Now, the most recent operation of APT28, according to cybersecurity firm Intezer, is the COVID-19 themed phishing emails employed to deliver the "Golang" version of Zebrocy malware. Albeit, Zebrocy was written in Delphi (called Delphocy) originally, but it has since been replicated in over a dozen other languages, including C++, C#, AutoIT, Go, Python, and VB.NET.
How APT28 Hackers are using COVID-19 Lure to deliver Zebrocy Malware?
Zebrocy malware was mainly employed against governments and organizations engaged in foreign affairs, and the recent malware campaigns are yet another such cyberattack leveraging COVID-19 as a phishing lure, indicating how attackers are repurposing the current world events to their nefarious advantage.
Intezer researchers discovered a Virtual Hard Drive (VHD) file named 30-22-243.vhd which was uploaded from Azerbaijan to VirusTotal. And as VHD is the native file format for VHD used by Microsoft’s Hyper-V, with Windows 10 having native support for the file format and allowing users to mount the file and access its content.

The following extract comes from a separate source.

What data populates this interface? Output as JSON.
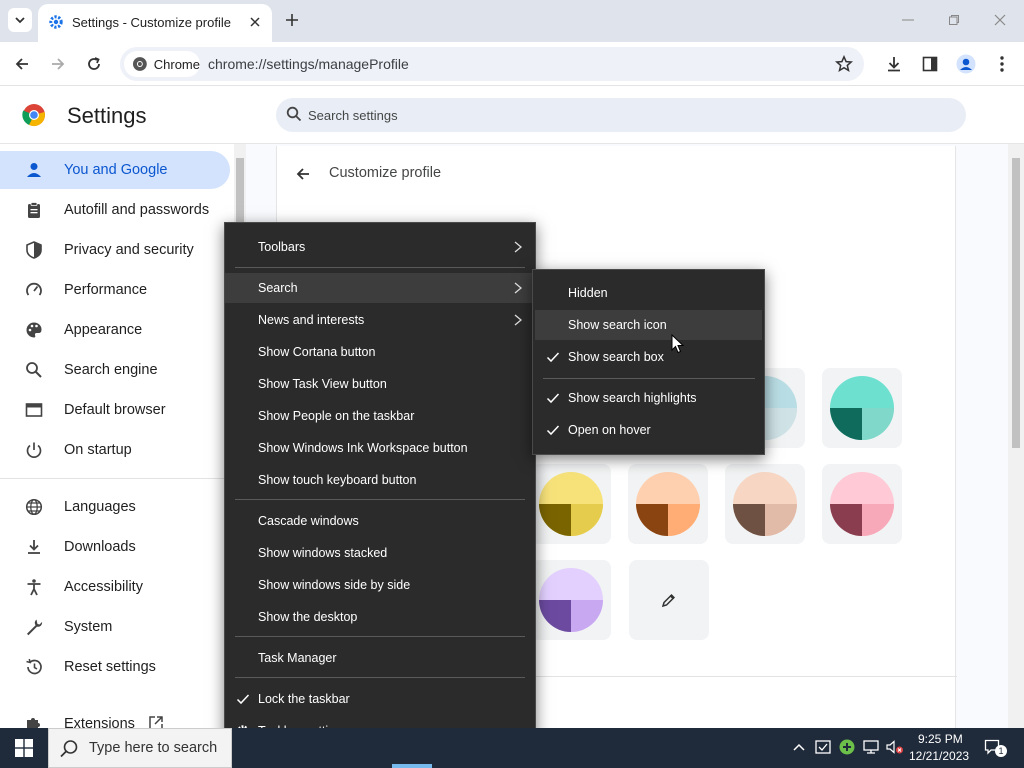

According to the timestamps stored in the file, the disk was created on November 20, 2020, about 10 days before it was uploaded to VirusTotal.
And Windows hides known file extensions by default, which means users can be tricked into believing it’s a Word document. The fact is that only a handful of the 70 antivirus engines were able to detect the file as generic malware, while Intezer Analyze, pinpoints the file as malware associated with Sofacy.
How to Mitigate against the Zebrocy malware
The Zebrocy backdoor has also caught the attention of the US Cybersecurity and Infrastructure Security Agency (CISA), and the later released an advisory cautioning that the malware is "designed to allow a remote operator to perform various functions on the compromised system."
Therefore, CISA recommends that Windows users should exercise caution when using removable media and opening emails with attachments from unknown senders, and the scanning for suspicious email attachments to ensure the extension of the scanned attachment matches the file header.